When GSK researchers combed through the data, focusing in part on people who also received other vaccines during pregnancy, they found that the risk of preterm birth was lower than expected in the control group. “The placebo itself doesn’t prevent prematurity,” Offit says. Instead, other vaccines may have provided people in the placebo group protection from other illnesses, such as flu or COVID, that can raise the risk that babies will be born early.
Larger studies could help reveal whether any link between the Pfizer vaccine and premature birth is real, Herold says.
Relying only on an RSV vaccine for protection has limits.

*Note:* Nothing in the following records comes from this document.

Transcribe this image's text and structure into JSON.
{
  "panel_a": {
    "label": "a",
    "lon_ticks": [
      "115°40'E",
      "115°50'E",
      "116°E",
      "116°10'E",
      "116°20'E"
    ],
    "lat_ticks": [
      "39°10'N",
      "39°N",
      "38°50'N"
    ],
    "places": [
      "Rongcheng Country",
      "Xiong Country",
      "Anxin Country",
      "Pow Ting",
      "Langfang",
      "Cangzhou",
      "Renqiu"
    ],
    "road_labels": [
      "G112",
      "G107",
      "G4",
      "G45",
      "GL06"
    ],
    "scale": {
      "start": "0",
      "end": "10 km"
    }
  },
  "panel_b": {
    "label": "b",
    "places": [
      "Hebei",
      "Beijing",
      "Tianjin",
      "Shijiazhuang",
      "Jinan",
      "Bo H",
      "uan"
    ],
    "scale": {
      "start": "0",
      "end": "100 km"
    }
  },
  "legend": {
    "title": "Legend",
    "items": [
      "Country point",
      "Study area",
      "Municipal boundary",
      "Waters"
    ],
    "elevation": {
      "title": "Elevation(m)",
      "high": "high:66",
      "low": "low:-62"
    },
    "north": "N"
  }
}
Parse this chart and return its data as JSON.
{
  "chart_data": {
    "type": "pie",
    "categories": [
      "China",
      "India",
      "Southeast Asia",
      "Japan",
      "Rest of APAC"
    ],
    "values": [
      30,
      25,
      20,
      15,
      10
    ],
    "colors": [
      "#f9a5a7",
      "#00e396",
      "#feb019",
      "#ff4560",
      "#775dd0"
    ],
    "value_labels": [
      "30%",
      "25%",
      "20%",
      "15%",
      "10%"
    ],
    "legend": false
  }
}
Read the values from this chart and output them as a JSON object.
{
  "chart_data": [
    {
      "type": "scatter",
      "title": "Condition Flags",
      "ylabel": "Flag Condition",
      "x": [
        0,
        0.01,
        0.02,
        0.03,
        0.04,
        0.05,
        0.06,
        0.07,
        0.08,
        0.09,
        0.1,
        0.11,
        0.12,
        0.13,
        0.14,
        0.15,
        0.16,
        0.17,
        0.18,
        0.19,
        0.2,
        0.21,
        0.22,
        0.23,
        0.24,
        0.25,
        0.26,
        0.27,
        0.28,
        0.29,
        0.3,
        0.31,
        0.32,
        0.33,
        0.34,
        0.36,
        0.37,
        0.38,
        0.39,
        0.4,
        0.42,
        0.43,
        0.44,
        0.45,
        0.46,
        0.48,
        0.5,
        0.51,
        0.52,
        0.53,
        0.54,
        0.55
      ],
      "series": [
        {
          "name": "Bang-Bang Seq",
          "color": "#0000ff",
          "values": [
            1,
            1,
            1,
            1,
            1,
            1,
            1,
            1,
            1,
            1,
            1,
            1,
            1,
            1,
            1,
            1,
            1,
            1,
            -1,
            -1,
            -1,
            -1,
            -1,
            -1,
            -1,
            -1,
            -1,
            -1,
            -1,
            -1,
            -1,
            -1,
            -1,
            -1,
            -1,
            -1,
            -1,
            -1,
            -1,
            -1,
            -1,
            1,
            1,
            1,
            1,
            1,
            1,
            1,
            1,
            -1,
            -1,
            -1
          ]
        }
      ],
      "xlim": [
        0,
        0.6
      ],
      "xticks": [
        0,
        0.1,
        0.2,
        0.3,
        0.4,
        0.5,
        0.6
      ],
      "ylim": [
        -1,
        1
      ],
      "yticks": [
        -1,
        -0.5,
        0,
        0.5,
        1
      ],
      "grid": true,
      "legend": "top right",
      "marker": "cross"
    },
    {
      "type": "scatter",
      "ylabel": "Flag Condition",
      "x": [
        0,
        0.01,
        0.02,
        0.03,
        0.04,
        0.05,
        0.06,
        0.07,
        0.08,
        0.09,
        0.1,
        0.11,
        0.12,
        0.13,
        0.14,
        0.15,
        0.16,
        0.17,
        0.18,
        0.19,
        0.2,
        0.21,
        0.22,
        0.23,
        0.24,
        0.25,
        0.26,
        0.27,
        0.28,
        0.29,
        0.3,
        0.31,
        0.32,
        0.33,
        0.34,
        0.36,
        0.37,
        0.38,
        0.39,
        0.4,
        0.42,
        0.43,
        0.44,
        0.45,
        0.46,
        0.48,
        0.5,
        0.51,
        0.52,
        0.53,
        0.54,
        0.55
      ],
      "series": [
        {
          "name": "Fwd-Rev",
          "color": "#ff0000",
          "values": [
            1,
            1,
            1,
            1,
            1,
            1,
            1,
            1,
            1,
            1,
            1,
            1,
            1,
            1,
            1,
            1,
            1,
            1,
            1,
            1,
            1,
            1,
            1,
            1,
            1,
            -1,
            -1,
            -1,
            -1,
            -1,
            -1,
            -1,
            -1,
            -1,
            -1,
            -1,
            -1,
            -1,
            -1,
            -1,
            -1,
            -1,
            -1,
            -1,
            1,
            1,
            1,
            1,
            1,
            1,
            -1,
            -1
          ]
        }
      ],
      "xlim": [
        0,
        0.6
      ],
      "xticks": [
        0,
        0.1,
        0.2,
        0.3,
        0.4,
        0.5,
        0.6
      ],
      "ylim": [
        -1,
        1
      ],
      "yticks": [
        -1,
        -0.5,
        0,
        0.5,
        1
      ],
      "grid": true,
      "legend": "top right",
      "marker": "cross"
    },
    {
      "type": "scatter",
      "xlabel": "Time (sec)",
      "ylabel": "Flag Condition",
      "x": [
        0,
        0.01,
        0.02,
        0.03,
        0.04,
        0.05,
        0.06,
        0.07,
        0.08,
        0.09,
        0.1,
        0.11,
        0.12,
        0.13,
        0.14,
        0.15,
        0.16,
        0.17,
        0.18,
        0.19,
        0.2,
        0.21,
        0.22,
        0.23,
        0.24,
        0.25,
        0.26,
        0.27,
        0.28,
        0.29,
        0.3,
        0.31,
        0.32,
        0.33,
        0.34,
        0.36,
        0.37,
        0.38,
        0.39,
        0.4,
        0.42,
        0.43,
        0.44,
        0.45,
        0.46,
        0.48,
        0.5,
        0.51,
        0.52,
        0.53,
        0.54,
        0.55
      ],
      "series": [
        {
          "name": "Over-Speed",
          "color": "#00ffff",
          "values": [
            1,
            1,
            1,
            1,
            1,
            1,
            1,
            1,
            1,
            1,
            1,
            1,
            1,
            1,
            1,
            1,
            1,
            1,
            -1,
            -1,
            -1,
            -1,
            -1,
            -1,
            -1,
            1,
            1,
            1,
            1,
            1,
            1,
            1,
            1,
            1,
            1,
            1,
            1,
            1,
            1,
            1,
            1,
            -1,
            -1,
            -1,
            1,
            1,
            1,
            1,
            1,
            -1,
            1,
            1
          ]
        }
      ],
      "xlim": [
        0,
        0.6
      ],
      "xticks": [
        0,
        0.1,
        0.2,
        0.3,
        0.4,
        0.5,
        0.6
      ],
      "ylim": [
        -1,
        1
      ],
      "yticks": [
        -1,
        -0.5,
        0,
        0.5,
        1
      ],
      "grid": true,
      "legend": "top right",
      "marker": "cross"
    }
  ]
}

Vaccinating pregnant individuals at 32 to 36 weeks before birth aims to transfer protective antibodies from parent to child mainly via the placenta. But that doesn’t necessarily work for infants born too early, who are already at a higher risk for severe RSV.
Premature babies would typically arrive before most of those protective antibodies could cross from parent to placenta to child, leaving the newborns without the full brunt of defensive benefits.
Because most of the births in Pfizer’s clinical trial were full-term, scientists don’t know whether the vaccine protects this vulnerable population, Herold says. This “doesn’t mean that [the vaccine] is not good, or that it doesn’t have potential advantages. But there are caveats.”
How long vaccine protection lasts is also unclear. Data show a reduced risk of severe RSV up to six months after birth. But protection falls off over time, Herold says.
That may in part be because many antibodies from mom transferred during pregnancy don’t stick around for a long time in babies. “Certainly, most of the hospitalizations are in the younger babies, but we also see [RSV] in 8-month-olds and 9-month-olds,” when protection from mom is dwindling. Antibodies passed from mom to babies during breastfeeding may also help ensure infants have a steady supply of protection, Offit says.
The new drug Beyfortus, an engineered antibody that is given as a shot, will be available this fall, according to the CDC. It could especially help protect babies born prematurely and those older babies that are at higher risk. But there are questions about when to use the drug over the vaccine or vice versa, Herold says. Or “is there any rationale for using both? Is that overkill?”
Based on how the antibodies interact with the virus, each approach has its benefits. Beyfortus antibodies are engineered to attach to a specific spot on the virus and activate the immune system for protection. Those antibodies stick around in babies’ bodies longer than the antibodies from vaccination that are transferred during pregnancy.
But the antibodies made in response to the vaccine glom onto many spots on the virus, Offit says. Such varied points of attack from those antibodies would be helpful if the virus acquires mutations that make it so Beyfortus no longer recognizes it. That would be much like the coronavirus did during the pandemic, rendering antibody treatments to prevent severe COVID-19 ineffective (SN: 1/11/22).
While variants are always something to worry about, Offit says, RSV doesn’t seem to mutate as quickly as the coronavirus does. Another lab-made antibody has been available since 1998 for high-risk infants without losing effectiveness against RSV variants capable of dodging the immune system. And earlier this year, the FDA approved an RSV vaccine for people older than 60, an age group at high risk for severe RSV (SN: 5/3/23). Antibodies from vaccinated people still recognized a wide variety of RSV variants, researchers report August 23 in Science Translational Medicine.
For now, Herold says, there are many unanswered questions. But the CDC’s recommendations are probably coming soon — though the timing hasn’t been announced — and could provide some clarity.